Out on the plains, trees struggle to survive in the high latitudes with no protection from the wind.
One thing noticeable along the Dempster is the lack of tourist services. It is 269 km (167 miles) to the only filling station and motel along the Yukon portion of the highway at Eagle Plains, where we catch the lead Street View car nipping off the road for a break. In remote climes such as this where there are no emergency services, it may come as a shock to some that certain portions of the road must double as airstrips.
As it heads out of Yukon and into the Northwest Territories, the Dempster crosses over the Richardson Mountains, where road conditions can deteriorate quickly. Just before the border lie a field of drumlins, mounds of debris left thousands of years ago by retreating glacial ice sheets.
To finish your Dempster journey, you must cross both the Peel River at Fort McPherson and the second-longest river in North America, the Mackenzie, at Tsiigehtchic. In winter, this must be done by driving over the river when it’s frozen. In summer, a ferry completes the job for you. Waiting for the boat provides a good opportunity for the Street View driver to perform some camera maintenance.
At the end of the highway lies the town of Inuvik, the most northerly Canadian town captured by Street View, whose cameras are greeted at the entrance to town by a traditional inuksuk (Wikipedia). Inuvik is most famous for Our Lady of Victory Church, built in the form of an igloo.
Despite its remote location (and the fact that all buildings must be built upon small stilts in order not to melt into the permafrost below), Inuvik is a rather modern town. Since it can’t sink its utilities into the ground, the town’s water lines are connected above ground with small bridges and overpasses built to cross them. We end our northern journey with the answer to the question you’ve all been asking: Is it possible to play miniature golf in the Arctic?
It most certainly is.
Incredible tour Kyle – absolutely stunning landscapes!
Thanks, Alex! I wasn’t very productive the day I wrote that article – all I did was gawk at the amazing scenery for hours!
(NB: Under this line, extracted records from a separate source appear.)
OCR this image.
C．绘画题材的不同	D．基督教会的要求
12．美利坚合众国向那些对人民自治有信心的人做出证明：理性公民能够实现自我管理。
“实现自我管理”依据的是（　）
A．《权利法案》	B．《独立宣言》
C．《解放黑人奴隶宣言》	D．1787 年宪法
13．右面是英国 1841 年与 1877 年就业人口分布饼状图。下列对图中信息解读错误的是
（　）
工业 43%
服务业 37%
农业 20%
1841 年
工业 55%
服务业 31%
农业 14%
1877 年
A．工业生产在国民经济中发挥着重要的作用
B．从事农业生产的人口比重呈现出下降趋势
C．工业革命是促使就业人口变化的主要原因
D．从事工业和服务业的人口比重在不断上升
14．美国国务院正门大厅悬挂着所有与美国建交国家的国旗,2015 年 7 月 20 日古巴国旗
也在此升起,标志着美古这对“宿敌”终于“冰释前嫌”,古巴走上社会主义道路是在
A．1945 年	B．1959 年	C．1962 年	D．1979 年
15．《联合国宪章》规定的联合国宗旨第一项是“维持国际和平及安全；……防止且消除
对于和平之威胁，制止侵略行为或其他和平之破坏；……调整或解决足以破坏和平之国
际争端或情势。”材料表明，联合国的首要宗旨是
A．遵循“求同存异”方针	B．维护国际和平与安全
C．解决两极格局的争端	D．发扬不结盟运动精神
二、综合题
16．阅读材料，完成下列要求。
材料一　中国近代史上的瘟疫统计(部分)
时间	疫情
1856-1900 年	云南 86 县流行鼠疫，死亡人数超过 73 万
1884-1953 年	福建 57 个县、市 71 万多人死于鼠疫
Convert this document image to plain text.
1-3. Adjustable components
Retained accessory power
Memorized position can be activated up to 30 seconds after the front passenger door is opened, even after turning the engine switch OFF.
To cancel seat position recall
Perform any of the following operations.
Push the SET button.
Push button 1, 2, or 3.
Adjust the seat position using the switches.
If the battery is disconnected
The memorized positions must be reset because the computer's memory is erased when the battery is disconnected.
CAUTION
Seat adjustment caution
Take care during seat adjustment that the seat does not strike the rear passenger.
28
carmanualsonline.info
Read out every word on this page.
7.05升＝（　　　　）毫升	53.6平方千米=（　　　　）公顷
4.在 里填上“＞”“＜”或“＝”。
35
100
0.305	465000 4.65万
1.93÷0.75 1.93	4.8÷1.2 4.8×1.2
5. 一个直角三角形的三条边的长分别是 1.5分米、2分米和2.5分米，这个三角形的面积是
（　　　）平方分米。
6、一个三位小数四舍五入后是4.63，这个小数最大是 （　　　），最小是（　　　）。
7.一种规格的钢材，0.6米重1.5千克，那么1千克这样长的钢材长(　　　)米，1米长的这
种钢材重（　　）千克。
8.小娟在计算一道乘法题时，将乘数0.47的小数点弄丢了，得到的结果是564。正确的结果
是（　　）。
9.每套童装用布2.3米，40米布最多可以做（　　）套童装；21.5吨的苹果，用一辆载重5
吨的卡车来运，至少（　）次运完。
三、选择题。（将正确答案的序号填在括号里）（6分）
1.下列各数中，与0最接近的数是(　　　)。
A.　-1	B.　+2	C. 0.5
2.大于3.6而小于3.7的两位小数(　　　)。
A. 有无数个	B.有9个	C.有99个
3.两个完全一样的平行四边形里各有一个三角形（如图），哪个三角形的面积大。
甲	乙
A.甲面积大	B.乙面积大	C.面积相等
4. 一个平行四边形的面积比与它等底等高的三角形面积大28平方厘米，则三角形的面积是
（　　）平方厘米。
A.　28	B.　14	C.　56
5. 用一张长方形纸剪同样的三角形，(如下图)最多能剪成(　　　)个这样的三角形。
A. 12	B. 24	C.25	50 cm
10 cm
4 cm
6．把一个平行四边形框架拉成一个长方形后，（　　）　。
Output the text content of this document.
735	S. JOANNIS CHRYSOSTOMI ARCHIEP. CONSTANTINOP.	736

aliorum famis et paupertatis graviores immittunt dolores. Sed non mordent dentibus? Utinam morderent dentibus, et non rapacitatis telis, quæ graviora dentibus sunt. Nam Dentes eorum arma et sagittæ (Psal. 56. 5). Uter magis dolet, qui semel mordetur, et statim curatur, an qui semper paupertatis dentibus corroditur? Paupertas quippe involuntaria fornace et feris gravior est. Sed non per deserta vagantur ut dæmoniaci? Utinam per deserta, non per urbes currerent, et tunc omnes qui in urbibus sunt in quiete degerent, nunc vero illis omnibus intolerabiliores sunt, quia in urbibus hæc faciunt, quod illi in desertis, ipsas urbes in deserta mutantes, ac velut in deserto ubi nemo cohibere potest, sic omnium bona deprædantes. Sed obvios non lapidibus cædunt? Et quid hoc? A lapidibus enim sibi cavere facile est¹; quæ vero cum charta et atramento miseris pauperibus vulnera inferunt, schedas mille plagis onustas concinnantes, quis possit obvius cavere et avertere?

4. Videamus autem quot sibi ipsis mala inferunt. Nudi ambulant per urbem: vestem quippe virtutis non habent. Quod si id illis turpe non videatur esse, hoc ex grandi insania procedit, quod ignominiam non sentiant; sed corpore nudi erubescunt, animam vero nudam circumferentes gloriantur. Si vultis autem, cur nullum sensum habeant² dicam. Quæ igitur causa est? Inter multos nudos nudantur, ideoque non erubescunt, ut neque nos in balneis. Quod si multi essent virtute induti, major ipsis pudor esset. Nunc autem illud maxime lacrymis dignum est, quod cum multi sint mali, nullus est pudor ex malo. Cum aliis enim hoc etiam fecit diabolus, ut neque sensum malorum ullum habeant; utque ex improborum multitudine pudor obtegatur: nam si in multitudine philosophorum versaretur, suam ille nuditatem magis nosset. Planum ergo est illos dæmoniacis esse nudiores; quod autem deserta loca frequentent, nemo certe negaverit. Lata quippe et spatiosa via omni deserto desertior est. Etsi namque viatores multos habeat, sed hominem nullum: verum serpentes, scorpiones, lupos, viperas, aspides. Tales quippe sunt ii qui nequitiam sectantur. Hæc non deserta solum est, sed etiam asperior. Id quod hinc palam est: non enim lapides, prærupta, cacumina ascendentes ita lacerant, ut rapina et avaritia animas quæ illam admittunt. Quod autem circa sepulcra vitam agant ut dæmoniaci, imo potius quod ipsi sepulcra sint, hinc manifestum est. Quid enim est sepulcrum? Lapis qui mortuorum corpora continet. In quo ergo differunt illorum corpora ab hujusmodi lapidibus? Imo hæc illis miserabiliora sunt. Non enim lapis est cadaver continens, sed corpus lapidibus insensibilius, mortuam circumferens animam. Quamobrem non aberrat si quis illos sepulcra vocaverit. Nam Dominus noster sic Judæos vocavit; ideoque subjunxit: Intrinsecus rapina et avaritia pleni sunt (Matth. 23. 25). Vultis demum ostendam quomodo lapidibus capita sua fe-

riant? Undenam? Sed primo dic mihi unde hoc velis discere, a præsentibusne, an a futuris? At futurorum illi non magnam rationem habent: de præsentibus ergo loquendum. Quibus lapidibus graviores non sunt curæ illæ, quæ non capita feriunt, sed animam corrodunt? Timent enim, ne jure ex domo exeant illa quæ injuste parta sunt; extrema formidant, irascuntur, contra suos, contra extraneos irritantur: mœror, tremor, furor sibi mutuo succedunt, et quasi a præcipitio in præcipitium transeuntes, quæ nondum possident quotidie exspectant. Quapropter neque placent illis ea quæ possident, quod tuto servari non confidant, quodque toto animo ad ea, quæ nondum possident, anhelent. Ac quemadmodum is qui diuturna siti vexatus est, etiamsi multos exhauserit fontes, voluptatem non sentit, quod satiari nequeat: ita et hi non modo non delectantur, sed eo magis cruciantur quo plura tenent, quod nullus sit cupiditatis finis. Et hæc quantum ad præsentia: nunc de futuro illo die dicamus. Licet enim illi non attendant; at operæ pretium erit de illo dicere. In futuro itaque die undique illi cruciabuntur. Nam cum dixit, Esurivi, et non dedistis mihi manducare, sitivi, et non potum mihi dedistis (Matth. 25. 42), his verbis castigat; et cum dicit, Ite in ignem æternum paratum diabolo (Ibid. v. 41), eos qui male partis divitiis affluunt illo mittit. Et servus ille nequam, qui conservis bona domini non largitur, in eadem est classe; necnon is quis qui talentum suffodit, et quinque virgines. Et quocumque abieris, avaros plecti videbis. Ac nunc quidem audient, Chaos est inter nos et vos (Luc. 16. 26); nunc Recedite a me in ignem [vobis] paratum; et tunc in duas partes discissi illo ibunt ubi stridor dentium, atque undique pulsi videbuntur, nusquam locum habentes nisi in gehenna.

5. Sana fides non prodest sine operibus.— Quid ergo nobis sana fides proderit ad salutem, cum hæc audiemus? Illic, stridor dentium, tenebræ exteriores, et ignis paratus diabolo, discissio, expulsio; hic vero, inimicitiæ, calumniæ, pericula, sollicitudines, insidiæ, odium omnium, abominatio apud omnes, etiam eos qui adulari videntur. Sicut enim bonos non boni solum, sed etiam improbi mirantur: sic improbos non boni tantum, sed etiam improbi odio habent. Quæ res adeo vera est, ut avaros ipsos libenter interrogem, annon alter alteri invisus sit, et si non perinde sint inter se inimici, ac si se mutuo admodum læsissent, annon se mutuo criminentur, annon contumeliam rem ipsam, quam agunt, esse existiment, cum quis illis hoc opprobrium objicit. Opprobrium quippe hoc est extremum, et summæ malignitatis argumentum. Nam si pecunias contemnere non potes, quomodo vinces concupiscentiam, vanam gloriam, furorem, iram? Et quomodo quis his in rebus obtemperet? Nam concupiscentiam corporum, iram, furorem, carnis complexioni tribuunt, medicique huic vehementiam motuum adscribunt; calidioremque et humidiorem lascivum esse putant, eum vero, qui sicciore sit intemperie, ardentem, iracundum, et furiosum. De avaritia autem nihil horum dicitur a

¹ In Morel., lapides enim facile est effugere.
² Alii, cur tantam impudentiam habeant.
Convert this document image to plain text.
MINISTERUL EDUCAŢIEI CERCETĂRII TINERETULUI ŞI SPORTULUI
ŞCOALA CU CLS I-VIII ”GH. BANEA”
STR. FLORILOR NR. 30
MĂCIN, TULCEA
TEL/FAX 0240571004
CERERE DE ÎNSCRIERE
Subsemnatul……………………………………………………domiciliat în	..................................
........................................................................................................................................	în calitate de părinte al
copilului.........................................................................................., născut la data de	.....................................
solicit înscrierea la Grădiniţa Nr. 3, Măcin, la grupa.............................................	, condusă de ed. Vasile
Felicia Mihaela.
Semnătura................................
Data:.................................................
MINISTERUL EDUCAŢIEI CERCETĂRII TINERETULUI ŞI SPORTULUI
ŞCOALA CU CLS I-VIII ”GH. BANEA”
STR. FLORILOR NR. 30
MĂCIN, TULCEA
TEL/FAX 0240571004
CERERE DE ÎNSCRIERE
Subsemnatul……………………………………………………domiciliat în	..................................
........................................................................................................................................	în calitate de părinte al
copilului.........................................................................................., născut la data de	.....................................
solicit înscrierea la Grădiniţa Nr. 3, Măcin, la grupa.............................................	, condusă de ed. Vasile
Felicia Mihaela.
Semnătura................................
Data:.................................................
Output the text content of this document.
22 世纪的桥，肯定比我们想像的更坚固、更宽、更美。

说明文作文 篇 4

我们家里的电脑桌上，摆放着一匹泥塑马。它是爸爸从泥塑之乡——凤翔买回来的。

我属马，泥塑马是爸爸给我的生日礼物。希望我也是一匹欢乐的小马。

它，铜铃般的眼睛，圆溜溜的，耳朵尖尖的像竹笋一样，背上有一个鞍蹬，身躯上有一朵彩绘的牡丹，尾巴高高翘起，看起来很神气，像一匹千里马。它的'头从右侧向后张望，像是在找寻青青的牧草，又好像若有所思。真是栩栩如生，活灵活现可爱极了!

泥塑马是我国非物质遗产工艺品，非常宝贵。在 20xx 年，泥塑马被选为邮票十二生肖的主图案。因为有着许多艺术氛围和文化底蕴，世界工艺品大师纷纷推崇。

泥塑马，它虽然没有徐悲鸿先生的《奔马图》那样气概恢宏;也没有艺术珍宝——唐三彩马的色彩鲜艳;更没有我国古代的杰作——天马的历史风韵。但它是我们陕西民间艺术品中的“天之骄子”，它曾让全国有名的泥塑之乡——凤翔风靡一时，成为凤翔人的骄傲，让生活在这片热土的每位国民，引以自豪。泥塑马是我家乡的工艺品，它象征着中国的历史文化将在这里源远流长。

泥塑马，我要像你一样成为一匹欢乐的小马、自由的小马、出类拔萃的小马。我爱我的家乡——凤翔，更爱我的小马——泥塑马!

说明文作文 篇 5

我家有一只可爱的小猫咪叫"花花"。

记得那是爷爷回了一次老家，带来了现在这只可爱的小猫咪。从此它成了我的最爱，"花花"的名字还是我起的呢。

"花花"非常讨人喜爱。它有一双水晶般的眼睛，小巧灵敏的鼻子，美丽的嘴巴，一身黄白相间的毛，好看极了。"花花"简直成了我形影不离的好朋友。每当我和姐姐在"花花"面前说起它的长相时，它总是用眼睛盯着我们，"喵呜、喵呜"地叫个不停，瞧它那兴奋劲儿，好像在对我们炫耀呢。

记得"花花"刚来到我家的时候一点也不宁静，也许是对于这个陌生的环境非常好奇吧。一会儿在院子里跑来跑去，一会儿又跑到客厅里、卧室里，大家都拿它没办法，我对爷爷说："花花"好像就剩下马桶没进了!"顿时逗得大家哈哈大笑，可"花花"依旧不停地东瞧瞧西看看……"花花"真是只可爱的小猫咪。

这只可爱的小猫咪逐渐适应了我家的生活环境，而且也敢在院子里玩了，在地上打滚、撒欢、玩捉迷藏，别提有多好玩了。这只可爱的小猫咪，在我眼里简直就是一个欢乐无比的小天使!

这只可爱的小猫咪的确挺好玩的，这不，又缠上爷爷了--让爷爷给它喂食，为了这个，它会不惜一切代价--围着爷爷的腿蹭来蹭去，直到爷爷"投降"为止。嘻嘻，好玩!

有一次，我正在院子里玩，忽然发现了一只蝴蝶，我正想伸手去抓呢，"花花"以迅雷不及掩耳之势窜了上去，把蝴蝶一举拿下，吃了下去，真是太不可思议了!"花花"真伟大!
Another excellent article, Kyle. I’ve noticed that the Street View cars seem to travel in tandem in extremely remote locations, which I’m guessing is a safety precaution. No doubt the redundancy would be useful if there were an equipment or transportation failure. It’s not like they could easily get to the shop. I’ve observed same thing along the Dalton Highway leading to Deadhorse, Alaska, as an example. Your image is the first time I’ve caught a glimpse of one of the Street View drivers, though!
And if you look around in that same spot, you can see an extreme closeup of the current car’s driver too, also performing maintenance. Looks like he’s cleaning the lenses.